Jose Munoz, chief marketing officer for Get Covered Illinois, the state’s enrollment vehicle, said the state “did all the right things we should have done to reach this population. We took all of our best practices and implemented them across the state.”

He said the state is happy with enrollment, and noted that final racial data is incomplete because nearly a quarter of consumers who signed up for plans in Illinois did not specify their race.

“This is the first enrollment period, and the very first time that most (Latinos) have been exposed to the concept of insurance,” Munoz said. “I think you need to look at the complete picture before you draw conclusions.”

Many Latinos are expected to have gained coverage under an expansion of Medicaid in Illinois, but as of Friday, state officials could not provide racial data for the 287,000 Illinoisans who had enrolled. The state also has yet to process up to 200,000 additional applications.

Overall, 217,492 Illinoisans signed up for plans in the first year, about 24 percent of the roughly 909,000 eligible. Among other groups, 33 percent of eligible Asian-Americans, 27 percent of whites and 11.7 percent of African-Americans selected plans, the data show.

Only 7.2 percent of Illinoisans who selected plans on the marketplace reported their race as Latino. Whites comprised nearly 53 percent of sign-ups, while blacks accounted for 8 percent and Asians for 7.3 percent. Nearly one-quarter of Illinois enrollees, or 51,905, did not respond to the application’s question about race.

Nationwide, just 10.7 percent of those who chose plans on the federal exchange and reported their race were Latino, according to federal data.

Mayra Alvarez, associate director of the Office of Minority Health at the Department of Health and Human Services, said last week that the administration made “important first steps” to sign up Latinos, but acknowledged there is more work to do.
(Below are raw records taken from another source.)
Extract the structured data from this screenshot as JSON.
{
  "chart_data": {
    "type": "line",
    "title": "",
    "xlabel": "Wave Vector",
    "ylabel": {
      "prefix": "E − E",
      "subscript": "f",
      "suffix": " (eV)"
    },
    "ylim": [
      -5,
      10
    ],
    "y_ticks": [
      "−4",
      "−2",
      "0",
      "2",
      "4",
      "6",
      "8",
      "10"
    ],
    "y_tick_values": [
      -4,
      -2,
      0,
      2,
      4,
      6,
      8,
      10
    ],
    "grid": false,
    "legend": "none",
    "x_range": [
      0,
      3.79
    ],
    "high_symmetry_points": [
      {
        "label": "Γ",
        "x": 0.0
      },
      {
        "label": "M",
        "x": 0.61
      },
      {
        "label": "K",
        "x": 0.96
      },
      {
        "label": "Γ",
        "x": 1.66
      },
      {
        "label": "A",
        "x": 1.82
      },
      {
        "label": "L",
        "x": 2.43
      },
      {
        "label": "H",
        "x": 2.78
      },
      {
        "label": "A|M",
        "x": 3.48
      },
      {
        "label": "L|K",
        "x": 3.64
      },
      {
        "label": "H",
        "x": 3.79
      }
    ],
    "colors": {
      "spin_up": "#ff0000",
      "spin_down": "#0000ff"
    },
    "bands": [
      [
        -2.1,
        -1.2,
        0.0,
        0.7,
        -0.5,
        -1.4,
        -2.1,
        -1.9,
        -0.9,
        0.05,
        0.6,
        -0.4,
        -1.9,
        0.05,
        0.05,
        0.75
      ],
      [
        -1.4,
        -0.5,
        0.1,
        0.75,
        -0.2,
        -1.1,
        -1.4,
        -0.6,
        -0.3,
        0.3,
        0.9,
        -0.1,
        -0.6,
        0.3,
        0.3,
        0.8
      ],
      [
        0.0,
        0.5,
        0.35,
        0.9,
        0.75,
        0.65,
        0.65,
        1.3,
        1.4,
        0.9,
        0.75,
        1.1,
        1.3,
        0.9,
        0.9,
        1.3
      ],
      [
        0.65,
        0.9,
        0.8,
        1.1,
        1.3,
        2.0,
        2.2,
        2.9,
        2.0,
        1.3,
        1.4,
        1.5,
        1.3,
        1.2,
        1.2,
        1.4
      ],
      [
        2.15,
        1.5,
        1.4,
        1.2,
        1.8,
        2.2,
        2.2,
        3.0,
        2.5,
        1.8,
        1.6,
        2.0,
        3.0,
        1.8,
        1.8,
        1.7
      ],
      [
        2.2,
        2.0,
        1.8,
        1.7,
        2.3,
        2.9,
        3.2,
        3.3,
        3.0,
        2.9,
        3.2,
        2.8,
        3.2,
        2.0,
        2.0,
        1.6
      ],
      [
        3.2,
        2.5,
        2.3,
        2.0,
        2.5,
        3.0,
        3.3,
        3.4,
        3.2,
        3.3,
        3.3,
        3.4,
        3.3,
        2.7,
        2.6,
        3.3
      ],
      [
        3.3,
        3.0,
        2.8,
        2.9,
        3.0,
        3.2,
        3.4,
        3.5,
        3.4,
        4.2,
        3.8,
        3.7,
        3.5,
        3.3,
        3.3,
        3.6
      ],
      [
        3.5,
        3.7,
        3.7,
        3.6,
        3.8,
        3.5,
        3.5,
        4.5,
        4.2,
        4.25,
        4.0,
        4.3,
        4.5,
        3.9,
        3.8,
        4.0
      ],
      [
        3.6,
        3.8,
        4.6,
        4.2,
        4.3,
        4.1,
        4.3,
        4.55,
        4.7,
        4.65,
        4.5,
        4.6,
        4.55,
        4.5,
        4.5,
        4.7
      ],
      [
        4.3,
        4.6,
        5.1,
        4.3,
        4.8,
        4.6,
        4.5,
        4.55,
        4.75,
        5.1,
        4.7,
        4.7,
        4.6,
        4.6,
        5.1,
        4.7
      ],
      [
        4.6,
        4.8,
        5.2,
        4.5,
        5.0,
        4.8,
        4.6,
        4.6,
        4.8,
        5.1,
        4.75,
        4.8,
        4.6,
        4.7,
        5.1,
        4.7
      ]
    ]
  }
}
She cautioned that the demographic data is not complete, noting that it doesn’t include data from separate exchanges run by 14 states and the District of Columbia. Further, she said, 31 percent of enrollees did not report their race.
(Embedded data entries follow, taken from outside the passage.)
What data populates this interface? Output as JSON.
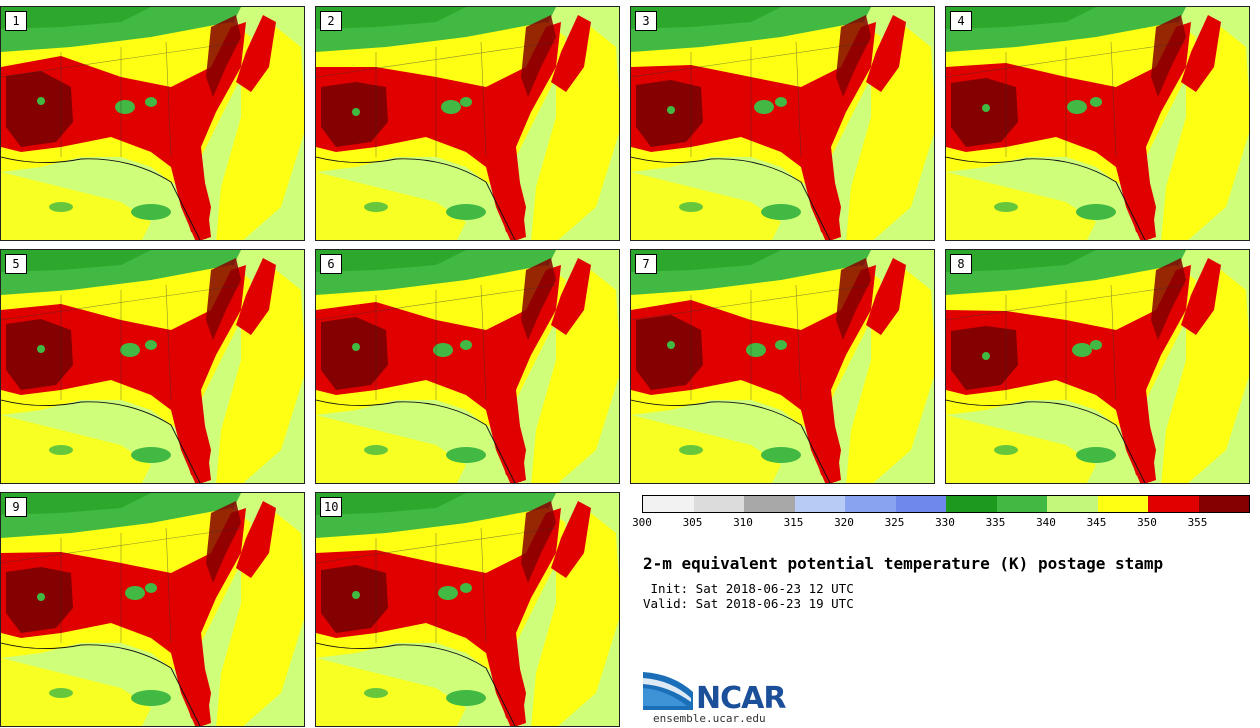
{
  "panels": [
    {
      "label": "1"
    },
    {
      "label": "2"
    },
    {
      "label": "3"
    },
    {
      "label": "4"
    },
    {
      "label": "5"
    },
    {
      "label": "6"
    },
    {
      "label": "7"
    },
    {
      "label": "8"
    },
    {
      "label": "9"
    },
    {
      "label": "10"
    }
  ],
  "colorbar": {
    "colors": [
      "#f2f2f2",
      "#dcdcdc",
      "#a8a8a8",
      "#b7cbf5",
      "#8aa3f0",
      "#6f88ec",
      "#1d9a1d",
      "#42b942",
      "#c3f77c",
      "#ffff14",
      "#e00000",
      "#850000"
    ],
    "ticks": [
      "300",
      "305",
      "310",
      "315",
      "320",
      "325",
      "330",
      "335",
      "340",
      "345",
      "350",
      "355"
    ]
  },
  "map_colors": {
    "ocean_light": "#cfff7a",
    "yellow": "#ffff14",
    "green_dark": "#1d9a1d",
    "green": "#42b942",
    "red": "#e00000",
    "dark_red": "#850000"
  },
  "title": "2-m equivalent potential temperature (K) postage stamp",
  "init": " Init: Sat 2018-06-23 12 UTC",
  "valid": "Valid: Sat 2018-06-23 19 UTC",
  "logo": {
    "name": "NCAR",
    "url": "ensemble.ucar.edu"
  }
}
Advocates said they faced myriad challenges in attempting to urge Latinos to sign up for insurance, a concept and product with which many are not familiar. Latino families that had an undocumented member also were hesitant to enroll, fearing it could alert federal law enforcement or immigration officials.

Others have limited access to the Internet in their homes and operate in a cash-based economy, possibly dissuading them from purchasing a product that must be paid in advance, often over the phone or electronically, advocates said.

Another factor, Lopez Bauman said, is that the Hispanic population skews younger than the general population, meaning more of them are young and healthy and do not think they need health coverage.

David Elin, who oversaw the outreach effort for Enroll America in Illinois, said members of his team found that many Latinos categorized insurance as something they could not afford and therefore never looked into the option.

“Folks need to understand that financial help is available,” Elin said. “That’s something we really focused on in the last several weeks and something we’ll continue to focus on later this year.”

Otto said the state and advocacy groups need to better focus on the so-called working poor population who make too much to quality for Medicaid when open enrollment begins for 2015 in November.

“That’s the population that’s going to be harder to reach,” Otto said. “These are the people in the margins, and many of them are Hispanic.”